Is industry optimism running high, despite economic forecasts? Yes, says the TRSA. The economy won’t slip below 2% growth until 2021. Equities are expected to have periodic fits and starts. Business debt is hefty and tariffs on Chinese products loom large, making consumer confidence waver. But the TRSA says its members will thrive because they move to sweet spots in bad times.

For example, as manufacturing production jobs emigrated from the United States to lower labour cost countries, companies diversified into healthcare, investing heavily in providing workwear. Linen and uniform services reduced their service minimums and profited from serving smaller businesses.

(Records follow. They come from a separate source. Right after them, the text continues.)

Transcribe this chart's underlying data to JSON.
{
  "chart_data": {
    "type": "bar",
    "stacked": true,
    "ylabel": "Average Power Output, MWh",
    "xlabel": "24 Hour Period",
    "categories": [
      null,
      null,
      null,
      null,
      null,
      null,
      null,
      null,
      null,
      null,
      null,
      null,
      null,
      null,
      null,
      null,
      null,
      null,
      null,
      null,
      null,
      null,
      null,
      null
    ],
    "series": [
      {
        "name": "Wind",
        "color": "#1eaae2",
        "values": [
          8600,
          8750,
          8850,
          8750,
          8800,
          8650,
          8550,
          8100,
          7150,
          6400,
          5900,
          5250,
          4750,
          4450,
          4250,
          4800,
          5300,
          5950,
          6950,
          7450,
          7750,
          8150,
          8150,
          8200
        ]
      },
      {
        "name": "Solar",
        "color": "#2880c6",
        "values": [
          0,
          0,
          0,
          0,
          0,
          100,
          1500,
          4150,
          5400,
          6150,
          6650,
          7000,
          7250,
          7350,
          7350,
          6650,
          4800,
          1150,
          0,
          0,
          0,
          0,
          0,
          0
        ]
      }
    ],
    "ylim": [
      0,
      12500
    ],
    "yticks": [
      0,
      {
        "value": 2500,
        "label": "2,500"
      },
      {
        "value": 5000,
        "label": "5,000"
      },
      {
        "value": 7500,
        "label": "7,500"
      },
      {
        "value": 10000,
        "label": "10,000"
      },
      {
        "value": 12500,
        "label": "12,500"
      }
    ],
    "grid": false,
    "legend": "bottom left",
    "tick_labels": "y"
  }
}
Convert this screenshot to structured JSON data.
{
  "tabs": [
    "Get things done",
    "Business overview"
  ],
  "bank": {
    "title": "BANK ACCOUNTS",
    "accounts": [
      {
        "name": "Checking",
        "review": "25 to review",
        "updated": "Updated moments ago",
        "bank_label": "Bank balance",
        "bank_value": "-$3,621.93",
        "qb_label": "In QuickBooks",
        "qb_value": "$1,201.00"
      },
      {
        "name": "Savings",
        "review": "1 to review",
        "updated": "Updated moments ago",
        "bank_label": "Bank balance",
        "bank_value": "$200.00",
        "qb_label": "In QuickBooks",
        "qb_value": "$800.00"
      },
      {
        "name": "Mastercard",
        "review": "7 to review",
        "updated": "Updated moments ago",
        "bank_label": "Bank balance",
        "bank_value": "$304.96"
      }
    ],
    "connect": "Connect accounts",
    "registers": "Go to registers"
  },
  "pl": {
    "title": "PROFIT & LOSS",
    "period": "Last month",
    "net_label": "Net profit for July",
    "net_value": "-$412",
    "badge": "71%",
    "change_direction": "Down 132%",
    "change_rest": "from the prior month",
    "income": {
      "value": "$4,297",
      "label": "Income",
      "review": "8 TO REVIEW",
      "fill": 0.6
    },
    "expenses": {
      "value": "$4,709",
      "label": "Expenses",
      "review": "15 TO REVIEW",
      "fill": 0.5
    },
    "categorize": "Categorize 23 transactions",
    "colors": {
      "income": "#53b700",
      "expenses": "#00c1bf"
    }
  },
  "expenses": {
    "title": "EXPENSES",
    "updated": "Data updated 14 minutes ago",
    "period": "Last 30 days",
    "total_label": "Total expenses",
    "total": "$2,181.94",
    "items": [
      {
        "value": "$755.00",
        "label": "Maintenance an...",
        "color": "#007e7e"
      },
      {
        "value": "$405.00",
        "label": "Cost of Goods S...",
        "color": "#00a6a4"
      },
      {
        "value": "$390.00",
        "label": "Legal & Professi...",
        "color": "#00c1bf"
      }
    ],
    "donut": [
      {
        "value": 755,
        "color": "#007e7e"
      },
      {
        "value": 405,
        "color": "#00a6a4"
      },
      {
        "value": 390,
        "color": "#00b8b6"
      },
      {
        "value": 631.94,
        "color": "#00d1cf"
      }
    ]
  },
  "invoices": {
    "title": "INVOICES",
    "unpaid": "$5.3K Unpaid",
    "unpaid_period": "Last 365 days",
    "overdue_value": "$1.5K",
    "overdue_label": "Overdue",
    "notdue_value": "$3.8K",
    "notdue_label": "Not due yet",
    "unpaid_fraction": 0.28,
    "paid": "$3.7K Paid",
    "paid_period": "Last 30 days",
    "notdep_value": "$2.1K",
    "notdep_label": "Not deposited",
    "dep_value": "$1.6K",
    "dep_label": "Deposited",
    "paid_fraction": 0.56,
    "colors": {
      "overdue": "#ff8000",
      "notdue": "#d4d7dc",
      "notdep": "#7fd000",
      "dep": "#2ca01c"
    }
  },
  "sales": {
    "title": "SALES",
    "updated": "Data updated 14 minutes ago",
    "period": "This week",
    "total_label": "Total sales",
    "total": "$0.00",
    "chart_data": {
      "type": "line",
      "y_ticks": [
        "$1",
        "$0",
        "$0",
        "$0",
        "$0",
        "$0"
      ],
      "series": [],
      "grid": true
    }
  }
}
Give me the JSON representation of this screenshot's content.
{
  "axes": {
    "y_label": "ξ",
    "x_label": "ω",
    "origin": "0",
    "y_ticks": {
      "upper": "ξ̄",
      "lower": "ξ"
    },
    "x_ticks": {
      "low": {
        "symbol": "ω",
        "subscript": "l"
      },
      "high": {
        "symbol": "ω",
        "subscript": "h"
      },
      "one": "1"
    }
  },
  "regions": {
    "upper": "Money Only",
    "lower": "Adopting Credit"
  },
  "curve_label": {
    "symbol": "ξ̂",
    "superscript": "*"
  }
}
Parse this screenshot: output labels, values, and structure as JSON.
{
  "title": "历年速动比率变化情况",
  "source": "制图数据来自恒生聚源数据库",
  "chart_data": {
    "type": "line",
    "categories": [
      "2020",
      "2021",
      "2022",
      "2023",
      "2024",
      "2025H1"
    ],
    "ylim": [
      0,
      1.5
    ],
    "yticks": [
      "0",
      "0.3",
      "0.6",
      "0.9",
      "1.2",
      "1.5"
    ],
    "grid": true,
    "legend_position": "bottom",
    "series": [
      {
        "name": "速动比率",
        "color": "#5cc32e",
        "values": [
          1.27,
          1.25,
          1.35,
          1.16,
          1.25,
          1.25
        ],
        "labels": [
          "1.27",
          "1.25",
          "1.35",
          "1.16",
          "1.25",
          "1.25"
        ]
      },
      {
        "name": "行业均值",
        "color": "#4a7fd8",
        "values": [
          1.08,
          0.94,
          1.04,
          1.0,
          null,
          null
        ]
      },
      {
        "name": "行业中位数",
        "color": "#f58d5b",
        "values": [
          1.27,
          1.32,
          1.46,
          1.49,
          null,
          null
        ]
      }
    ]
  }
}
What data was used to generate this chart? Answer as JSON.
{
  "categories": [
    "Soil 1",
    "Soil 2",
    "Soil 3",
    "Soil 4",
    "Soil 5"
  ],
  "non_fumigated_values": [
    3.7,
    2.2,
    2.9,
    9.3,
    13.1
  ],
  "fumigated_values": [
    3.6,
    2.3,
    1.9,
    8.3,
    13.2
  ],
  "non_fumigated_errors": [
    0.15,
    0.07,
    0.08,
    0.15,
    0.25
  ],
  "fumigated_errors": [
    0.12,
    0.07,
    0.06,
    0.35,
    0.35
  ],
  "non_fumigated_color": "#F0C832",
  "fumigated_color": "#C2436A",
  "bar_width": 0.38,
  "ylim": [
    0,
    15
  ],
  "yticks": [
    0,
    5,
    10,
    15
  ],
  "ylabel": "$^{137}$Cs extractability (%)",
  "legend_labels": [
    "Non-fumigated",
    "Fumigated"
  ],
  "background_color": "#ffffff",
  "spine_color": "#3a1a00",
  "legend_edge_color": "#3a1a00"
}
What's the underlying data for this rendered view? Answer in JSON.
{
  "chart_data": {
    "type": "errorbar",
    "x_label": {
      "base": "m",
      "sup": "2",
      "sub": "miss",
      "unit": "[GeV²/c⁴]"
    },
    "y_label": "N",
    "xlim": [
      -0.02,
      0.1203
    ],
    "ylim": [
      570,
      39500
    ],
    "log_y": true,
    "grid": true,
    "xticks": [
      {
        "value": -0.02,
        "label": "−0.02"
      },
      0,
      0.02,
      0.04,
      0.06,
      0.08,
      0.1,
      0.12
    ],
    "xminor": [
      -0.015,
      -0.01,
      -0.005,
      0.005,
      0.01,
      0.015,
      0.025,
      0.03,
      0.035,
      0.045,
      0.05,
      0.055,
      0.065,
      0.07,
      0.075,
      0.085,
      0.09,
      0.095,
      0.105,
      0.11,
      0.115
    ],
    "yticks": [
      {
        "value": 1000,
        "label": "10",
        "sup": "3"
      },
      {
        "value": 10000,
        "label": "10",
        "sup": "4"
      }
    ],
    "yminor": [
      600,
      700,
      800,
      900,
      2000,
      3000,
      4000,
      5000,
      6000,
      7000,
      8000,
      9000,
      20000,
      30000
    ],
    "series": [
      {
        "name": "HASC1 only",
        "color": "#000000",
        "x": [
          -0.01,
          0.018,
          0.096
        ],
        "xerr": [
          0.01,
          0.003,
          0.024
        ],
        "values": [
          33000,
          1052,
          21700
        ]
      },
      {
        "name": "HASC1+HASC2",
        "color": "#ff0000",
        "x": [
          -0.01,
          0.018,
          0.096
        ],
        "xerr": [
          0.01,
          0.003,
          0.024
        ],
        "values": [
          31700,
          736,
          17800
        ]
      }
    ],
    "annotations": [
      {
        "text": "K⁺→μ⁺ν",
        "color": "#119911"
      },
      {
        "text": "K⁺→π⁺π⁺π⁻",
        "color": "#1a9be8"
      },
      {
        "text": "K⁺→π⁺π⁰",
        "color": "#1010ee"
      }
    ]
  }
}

Linen rental respondents forecast 3.7 percent growth over the next 12 months; uniform rental operators forecast 4.5 percent in a recent industry survey by Investment analyst Robert W. Baird & Co.

As Ware says, the economy’s health all depends on whether President Donald Trump’s tax reductions continue to juice the economy or stall it. And if China and US quit warring and thrash out a decent tariff agreement. And if inflation is kept lurking under the radar. And whether, as Pellerin Milnor’s Kelly points out, local government bodies impede or slow down the pace of permitting new construction and tax abatements. The real unknown is the US general election outcome late next year.